The NDPC had accused Meta of several breaches, including the absence of explicit consent for behavioural advertising, unauthorised cross-border data transfers, the collection of data from non-users, and the deployment of algorithms that could expose users to financial and health risks.

At the time, the regulator described the penalty as part of efforts to strengthen digital rights protections in Africa’s most populous country, aligning Nigeria with global enforcement trends in the United States, United Kingdom, and European Union, where Meta and other major technology firms have faced multibillion-dollar fines for similar violations.

However, documents from a subsequent settlement indicate that Nigeria reversed its position in October 2025. Under the agreement, Meta was absolved of the $32.8 million penalty and required only to cover legal fees incurred by the government during court proceedings challenging the NDPC’s final orders.

The settlement was signed on 30 October 2025 and later validated by the Federal High Court in Abuja on 3 November 2025. Despite this judicial confirmation, the terms of the agreement were not made public at the time, and only recently emerged through disclosed documentation.

The development has triggered questions about transparency in regulatory enforcement, particularly given the scale of the initial allegations and the number of affected users.

Data protection lawyer Iliya-Ezekiel Ndatse said the outcome weakens regulatory deterrence.

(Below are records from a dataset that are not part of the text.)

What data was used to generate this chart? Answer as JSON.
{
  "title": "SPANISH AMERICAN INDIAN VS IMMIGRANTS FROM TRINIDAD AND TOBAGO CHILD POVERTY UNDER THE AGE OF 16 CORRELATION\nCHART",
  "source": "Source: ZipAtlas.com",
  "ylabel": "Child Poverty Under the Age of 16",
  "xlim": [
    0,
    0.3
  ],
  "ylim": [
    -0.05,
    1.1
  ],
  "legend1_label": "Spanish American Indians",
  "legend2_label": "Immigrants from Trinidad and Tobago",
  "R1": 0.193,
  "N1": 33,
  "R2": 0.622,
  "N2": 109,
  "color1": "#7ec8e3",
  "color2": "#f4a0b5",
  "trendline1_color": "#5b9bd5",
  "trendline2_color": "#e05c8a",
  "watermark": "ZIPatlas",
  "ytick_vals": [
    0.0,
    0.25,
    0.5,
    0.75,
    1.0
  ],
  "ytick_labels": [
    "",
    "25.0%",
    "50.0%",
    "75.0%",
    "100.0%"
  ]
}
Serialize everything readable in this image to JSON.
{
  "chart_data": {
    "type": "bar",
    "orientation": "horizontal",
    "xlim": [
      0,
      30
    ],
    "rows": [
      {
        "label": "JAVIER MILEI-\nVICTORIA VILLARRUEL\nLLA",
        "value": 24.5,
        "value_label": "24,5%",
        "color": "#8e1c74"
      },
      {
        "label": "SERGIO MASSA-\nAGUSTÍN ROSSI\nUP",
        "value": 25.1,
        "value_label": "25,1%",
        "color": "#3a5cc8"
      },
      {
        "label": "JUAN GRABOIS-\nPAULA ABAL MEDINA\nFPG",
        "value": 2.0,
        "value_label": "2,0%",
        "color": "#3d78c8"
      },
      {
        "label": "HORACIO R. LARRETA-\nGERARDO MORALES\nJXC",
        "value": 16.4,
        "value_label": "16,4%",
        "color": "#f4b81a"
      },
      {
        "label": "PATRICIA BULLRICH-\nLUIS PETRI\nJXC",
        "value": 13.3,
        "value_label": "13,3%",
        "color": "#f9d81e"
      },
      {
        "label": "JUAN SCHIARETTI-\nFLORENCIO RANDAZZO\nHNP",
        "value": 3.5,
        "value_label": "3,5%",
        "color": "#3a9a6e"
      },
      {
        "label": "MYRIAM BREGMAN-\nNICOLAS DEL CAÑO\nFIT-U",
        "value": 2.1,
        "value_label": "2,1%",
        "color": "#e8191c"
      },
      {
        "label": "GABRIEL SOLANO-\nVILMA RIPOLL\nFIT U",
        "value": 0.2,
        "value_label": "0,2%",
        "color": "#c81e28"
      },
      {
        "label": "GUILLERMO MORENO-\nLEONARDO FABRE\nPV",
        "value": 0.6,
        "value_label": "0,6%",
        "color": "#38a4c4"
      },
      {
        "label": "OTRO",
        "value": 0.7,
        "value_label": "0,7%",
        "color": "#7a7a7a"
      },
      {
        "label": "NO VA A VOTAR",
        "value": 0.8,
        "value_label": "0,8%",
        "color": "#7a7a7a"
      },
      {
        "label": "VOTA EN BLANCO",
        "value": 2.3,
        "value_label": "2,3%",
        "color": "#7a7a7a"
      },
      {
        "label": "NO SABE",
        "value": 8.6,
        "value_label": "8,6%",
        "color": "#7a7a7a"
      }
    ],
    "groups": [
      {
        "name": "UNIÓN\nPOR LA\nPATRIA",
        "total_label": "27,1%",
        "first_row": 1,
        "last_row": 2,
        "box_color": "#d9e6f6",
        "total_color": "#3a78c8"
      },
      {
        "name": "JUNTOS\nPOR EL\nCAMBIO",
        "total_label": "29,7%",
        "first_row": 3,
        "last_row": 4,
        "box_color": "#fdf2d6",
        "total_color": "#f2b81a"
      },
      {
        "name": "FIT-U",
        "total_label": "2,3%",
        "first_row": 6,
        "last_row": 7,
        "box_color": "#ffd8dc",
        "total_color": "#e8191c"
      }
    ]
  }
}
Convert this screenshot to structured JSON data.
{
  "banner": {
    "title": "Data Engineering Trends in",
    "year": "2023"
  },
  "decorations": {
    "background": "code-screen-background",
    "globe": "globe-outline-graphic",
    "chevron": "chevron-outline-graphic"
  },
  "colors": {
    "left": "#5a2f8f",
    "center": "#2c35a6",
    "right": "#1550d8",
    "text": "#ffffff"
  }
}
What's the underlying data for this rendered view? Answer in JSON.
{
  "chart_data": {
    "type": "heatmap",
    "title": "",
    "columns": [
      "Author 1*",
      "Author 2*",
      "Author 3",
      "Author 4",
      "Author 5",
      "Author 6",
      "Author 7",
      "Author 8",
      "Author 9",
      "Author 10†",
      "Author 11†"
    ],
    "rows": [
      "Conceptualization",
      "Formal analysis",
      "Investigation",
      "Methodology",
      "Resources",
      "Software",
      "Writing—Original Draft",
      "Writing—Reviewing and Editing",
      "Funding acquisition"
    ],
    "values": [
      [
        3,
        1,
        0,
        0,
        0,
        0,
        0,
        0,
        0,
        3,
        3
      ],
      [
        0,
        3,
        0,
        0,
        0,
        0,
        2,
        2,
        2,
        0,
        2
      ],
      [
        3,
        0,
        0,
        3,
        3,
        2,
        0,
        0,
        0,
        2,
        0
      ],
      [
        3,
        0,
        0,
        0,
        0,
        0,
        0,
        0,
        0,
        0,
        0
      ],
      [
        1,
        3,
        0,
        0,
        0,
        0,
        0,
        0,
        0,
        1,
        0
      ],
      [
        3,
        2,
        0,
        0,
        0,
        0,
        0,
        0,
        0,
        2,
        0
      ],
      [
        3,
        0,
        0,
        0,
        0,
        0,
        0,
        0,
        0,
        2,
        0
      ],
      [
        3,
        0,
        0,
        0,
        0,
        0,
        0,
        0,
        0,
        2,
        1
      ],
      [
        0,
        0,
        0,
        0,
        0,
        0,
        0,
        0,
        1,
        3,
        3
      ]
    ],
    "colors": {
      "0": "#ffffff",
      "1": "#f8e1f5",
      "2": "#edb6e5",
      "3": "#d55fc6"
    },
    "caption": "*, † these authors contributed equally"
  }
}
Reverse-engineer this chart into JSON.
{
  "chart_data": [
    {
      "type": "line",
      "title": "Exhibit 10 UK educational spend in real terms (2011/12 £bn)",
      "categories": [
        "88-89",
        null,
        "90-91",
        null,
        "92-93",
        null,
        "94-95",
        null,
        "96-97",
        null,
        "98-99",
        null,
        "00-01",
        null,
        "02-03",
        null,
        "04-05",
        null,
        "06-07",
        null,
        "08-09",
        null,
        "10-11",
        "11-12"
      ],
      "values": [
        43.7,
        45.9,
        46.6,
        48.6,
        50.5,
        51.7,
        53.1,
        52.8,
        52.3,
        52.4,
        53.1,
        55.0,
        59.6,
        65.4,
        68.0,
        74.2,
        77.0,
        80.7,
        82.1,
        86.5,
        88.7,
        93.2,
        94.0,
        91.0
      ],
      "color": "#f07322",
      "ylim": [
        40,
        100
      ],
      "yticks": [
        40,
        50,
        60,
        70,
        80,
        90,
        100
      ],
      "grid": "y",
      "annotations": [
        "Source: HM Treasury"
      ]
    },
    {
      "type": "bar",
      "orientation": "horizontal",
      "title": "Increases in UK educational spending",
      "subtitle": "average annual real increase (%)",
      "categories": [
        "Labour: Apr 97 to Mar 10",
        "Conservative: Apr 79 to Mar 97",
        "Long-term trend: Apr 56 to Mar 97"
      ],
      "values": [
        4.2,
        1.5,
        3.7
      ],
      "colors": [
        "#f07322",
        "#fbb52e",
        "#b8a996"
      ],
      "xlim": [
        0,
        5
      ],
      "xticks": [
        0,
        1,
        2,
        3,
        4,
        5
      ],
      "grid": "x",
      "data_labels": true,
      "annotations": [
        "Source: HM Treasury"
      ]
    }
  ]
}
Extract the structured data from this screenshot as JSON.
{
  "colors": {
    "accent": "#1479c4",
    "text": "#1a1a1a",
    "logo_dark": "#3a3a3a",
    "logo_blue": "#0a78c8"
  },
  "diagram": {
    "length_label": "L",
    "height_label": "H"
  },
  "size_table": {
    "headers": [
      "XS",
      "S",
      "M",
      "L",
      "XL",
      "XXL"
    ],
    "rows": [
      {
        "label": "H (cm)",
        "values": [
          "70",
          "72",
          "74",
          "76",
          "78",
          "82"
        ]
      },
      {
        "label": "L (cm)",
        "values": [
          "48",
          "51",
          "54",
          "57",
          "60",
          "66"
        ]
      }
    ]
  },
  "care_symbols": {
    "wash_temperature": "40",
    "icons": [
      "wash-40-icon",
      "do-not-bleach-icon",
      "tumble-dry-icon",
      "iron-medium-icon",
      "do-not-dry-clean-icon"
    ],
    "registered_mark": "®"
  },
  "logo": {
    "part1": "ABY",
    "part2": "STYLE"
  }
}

“Removing penalties after such findings reduces the effectiveness of enforcement actions and weakens the credibility of compliance obligations,” he noted.

The case has also drawn comparisons with Nigeria’s previous dispute involving Twitter, now rebranded as X, which was banned in 2021 before the two parties reached a negotiated resolution.

Analysts say the Meta settlement reflects a broader challenge facing regulators in emerging digital economies, where governments are attempting to balance investment incentives from global technology firms with the need to strictly enforce data protection laws.

While Nigeria’s initial action was viewed as a signal of growing regulatory maturity, the subsequent reversal has led to renewed scrutiny of the country’s consistency in applying its data governance framework.

The NDPC has not publicly explained the rationale for waiving the fine, and Meta has not issued detailed comments beyond acknowledging the settlement.

The outcome leaves open questions about how Nigeria intends to enforce compliance in future high-profile data protection cases, particularly as digital platforms expand their nationwide user base.